Tensions spilled out publicly when the Center for Strategic and International Studies held an IED conference in Washington in October. David Heyman, director of the center's homeland security program, said FBI and ATF agents clashed over who would be on the panel and exchanged sharp words during the conference.

"It was such bad blood that if either agency was going to be there, the other wasn't going to be," said Heyman, who threatened to cancel the conference.

There are still issues at even routine crime scenes. When a Liberty University student was arrested near Lynchburg, Va., last May with a homemade explosive device in his car the day before the Rev. Jerry Falwell's funeral, the ATF interviewed witnesses for two days before the FBI tried to take over, citing domestic terrorism, sources said. Supervisors worked it out, and the ATF kept the case.

Terry Gaddy, the local sheriff, said he was aware of the tension but tried to stay out of it. "It's not my fight; it's theirs," he said.

The lack of information-sharing can have potentially deadly consequences. In Chicago, an undercover ATF agent bought a loaded gun from an FBI informant and was arrested, according to a 2007 Justice Department inspector general's report.

The report quoted an FBI supervisor as saying he was "truly concerned" that FBI and ATF violent crime task forces are "seriously going to be duplicating" gang investigations. It said a top Justice official asked the two agencies to coordinate task forces, but they disagreed over who would lead them.

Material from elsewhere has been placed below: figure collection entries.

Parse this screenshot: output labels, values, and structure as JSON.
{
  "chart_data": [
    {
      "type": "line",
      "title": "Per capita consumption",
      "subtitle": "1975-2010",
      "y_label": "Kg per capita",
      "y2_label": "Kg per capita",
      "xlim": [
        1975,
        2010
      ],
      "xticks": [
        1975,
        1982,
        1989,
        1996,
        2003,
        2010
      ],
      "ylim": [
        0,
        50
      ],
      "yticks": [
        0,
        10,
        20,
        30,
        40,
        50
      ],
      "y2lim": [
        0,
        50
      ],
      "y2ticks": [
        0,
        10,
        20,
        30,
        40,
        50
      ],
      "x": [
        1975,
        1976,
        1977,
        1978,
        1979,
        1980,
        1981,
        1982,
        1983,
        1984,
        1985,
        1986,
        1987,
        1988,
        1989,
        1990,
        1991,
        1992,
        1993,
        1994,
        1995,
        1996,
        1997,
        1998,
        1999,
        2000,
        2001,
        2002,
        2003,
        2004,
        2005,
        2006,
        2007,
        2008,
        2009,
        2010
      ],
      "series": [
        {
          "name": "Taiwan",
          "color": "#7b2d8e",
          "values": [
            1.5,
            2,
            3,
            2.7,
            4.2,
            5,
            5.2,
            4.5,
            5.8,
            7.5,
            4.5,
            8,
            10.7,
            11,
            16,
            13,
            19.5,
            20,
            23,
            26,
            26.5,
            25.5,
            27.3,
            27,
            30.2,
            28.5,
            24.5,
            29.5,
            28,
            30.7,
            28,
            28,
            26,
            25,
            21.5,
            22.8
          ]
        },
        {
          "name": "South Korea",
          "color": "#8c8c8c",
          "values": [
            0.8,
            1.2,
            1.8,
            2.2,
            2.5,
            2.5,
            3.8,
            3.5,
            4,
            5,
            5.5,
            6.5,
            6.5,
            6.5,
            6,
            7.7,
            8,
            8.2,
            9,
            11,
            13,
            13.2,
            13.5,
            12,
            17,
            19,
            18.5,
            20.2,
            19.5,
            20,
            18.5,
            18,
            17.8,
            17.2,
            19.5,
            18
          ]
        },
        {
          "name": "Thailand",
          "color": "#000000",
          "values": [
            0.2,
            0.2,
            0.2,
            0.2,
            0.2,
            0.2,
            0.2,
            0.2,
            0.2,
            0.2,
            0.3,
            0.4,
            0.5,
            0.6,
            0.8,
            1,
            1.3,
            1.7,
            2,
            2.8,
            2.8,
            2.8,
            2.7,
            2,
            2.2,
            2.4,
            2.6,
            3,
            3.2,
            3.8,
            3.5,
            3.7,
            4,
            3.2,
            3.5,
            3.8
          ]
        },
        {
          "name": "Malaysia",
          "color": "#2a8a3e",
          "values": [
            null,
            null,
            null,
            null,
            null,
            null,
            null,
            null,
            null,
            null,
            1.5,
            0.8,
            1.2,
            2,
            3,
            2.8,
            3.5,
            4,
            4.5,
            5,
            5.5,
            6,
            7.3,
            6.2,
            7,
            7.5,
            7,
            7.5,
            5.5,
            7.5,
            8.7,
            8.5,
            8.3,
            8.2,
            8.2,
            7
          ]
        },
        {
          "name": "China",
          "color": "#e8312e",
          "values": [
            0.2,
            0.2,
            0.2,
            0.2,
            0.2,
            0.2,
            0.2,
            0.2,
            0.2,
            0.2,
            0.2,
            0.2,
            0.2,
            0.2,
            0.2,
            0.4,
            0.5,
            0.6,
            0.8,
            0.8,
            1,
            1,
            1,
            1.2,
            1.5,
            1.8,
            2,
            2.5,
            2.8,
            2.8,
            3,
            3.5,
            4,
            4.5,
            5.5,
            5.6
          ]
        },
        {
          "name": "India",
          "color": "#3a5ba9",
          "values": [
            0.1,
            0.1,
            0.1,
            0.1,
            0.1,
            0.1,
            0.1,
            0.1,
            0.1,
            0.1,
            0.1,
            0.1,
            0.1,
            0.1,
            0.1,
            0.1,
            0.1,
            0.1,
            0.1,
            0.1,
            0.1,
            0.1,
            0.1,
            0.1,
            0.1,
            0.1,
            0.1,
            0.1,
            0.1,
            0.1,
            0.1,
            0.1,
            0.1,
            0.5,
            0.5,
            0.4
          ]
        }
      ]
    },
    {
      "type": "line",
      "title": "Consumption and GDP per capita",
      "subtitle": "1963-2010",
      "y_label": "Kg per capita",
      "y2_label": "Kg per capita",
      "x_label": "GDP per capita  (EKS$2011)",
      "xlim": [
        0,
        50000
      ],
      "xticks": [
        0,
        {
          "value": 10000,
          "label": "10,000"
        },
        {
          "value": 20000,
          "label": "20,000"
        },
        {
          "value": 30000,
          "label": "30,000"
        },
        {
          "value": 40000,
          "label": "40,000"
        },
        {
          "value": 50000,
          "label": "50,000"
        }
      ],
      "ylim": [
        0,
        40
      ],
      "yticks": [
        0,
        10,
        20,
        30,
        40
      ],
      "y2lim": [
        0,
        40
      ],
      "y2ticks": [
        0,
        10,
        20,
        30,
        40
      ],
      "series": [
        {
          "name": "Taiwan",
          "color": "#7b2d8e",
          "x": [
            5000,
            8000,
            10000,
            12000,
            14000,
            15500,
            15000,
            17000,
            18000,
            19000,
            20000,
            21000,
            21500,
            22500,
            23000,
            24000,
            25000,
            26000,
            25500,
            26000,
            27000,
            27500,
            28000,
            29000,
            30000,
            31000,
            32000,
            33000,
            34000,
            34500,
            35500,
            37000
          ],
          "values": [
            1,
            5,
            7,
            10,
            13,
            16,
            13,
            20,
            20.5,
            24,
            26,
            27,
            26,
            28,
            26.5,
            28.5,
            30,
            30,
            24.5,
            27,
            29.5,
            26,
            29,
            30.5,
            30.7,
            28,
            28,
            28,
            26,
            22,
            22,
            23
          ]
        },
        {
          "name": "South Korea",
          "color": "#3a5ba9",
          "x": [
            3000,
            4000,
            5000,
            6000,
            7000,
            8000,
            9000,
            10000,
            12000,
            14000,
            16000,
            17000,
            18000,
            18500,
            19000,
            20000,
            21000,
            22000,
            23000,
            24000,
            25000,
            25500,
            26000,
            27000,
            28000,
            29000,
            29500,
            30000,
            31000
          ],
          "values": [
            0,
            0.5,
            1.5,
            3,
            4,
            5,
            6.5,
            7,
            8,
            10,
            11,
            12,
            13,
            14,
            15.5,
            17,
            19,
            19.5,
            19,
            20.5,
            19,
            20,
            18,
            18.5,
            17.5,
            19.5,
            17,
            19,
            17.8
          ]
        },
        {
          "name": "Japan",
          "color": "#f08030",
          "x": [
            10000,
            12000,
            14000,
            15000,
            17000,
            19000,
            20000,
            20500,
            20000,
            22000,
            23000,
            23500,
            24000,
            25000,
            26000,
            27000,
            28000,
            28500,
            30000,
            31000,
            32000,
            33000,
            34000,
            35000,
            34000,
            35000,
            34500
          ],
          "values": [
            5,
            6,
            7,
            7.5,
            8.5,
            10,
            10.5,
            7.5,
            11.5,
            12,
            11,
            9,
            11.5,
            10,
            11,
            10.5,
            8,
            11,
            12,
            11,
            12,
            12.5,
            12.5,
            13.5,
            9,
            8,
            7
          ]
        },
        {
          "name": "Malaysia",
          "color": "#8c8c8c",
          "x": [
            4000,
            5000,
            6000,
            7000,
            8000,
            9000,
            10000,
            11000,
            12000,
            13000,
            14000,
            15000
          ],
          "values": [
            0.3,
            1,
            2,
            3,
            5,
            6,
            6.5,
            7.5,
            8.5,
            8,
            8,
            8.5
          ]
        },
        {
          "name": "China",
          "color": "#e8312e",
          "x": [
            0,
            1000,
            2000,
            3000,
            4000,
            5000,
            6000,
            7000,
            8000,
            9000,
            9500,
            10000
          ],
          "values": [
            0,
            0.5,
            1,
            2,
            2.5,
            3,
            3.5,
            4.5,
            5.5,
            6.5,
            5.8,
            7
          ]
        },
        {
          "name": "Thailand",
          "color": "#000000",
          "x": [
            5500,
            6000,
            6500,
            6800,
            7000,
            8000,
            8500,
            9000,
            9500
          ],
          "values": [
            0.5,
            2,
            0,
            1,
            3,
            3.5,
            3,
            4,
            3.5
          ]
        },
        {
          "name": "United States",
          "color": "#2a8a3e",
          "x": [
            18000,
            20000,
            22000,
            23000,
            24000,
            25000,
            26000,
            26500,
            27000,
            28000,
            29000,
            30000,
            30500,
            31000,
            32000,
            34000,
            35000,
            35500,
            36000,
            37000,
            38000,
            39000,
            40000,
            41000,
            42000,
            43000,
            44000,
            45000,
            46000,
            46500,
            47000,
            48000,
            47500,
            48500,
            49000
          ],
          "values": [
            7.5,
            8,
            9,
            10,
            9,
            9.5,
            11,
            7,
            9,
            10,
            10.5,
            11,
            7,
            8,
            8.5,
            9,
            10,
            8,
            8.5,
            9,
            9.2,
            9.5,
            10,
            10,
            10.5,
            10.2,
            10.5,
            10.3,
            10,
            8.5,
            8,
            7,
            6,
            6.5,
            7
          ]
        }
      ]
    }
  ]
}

And a newer battle is emerging: tobacco smuggling. It is integral to the ATF's mission, but the FBI is interested because terrorists have used tobacco profits. Several times in recent months, sources said, the FBI put counterfeit cigarettes on the market and found an unknowing buyer: the ATF.

Some question whether the ATF can survive. "It just doesn't make sense to have two agencies . . . responding anytime a bomb goes off," one Justice Department official said.

Grassley said Congress might have to step in.

"Anybody who wants to be attorney general in fact as well as in name ought to end this yesterday," he said.

Staff writer Sari Horwitz contributed to this report.